Home also had me finding out that a friend I made from this journey, who found these things out through headaches, well, he had a grand mal seizure while driving. Unlike me, he found out and hadn’t had a seizure at all but was taking the pills as a preventive measure. Like me he was shocked to feel fine one moment and to be told he had a seizure the next. Like me, he has kids and so has a driving restriction  that worries him about the most important passengers which is never the one in the driving seat. Like me, it messed with his confidence of how can you be fine one moment and in an ambulance the next. I exchanged some tips of some of the things with him and his family that I’ve done to remind myself of the medication (an old person pill dispenser so you can retroactively look to see if you missed it, rather than taking it straight from a bottle and a google calendar thing that is set to send an email and pop up on my phone as an alarm) to lower the risks. He is fortunate enough to where his spouse is clearly supportive but they are working on teaching their kids how to make the 911 call and what to say. Both he and the imerman angel are on the same medication that I’m on, on lower dosages… Both of them had their first seizure while driving and thankfully neither they nor anyone else was hurt… but I’m grateful I was never behind a wheel the two times I woke up in an ambulance (this is why I have a driving restriction).

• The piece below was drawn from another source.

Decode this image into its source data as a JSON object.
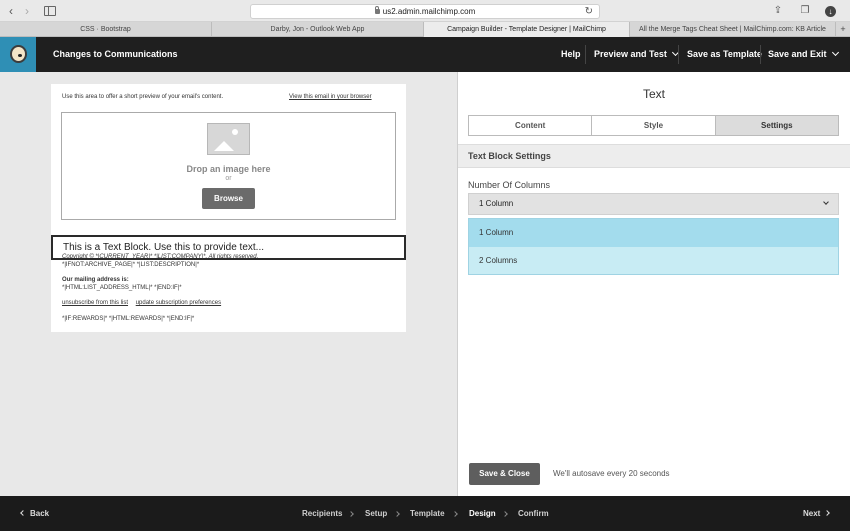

Chicago is apparently called the Second City. While there are competing theories of where the nickname originated, the story I choose to believe is that they called themselves that after having to rebuild the city after a great fire. There are people who take their second shot at life and throw it away being bitter or scared of what happened on the first part. There are those who put it on hold or slow it down while in treatment and come back to some or none of it, shifting it. I’ve called my life, Life Part II many times, with some dramatic changes having been handed to me and others me consciously deciding out of a strange mixture of hope and fear (pile on the list here the George Clooney approach, putting off brain surgery to run a marathon, running races with a stroller all the time, doing some things with a lot more caution and others with a lot more abandon).  Chicago politicians’ jail time would tell you that they’ve probably missed a fair share of getting some of it right… a cursory reading of this blog would tell you that about me. But sometimes, the only thing you get right is to keep going, to give it a second try as well as you can, sometimes unclear or scared of how much of the balance you’re getting right. At the Spartan the volunteer shouted in the middle of an obstacle, you’re miles ahead of the guys on the couch. I’ve gotten lost on races so I wondered if that was true for me, what if you take the wrong turn as I have in cycling or in running? I don’t have a clear answer for that but I know/hope/believe that even along the wrong turns we all make in life… that we’re still ahead of the people on the couch … The second city gave me a lot to think about in Life Part II but it never made me question the will to keep going.


1 comment:

  1. Thanks for allowing more of us back in. I'm proud to have had you as a friend. I'm expecting to get reacquainted in the future. You are one of the good ones, Iram!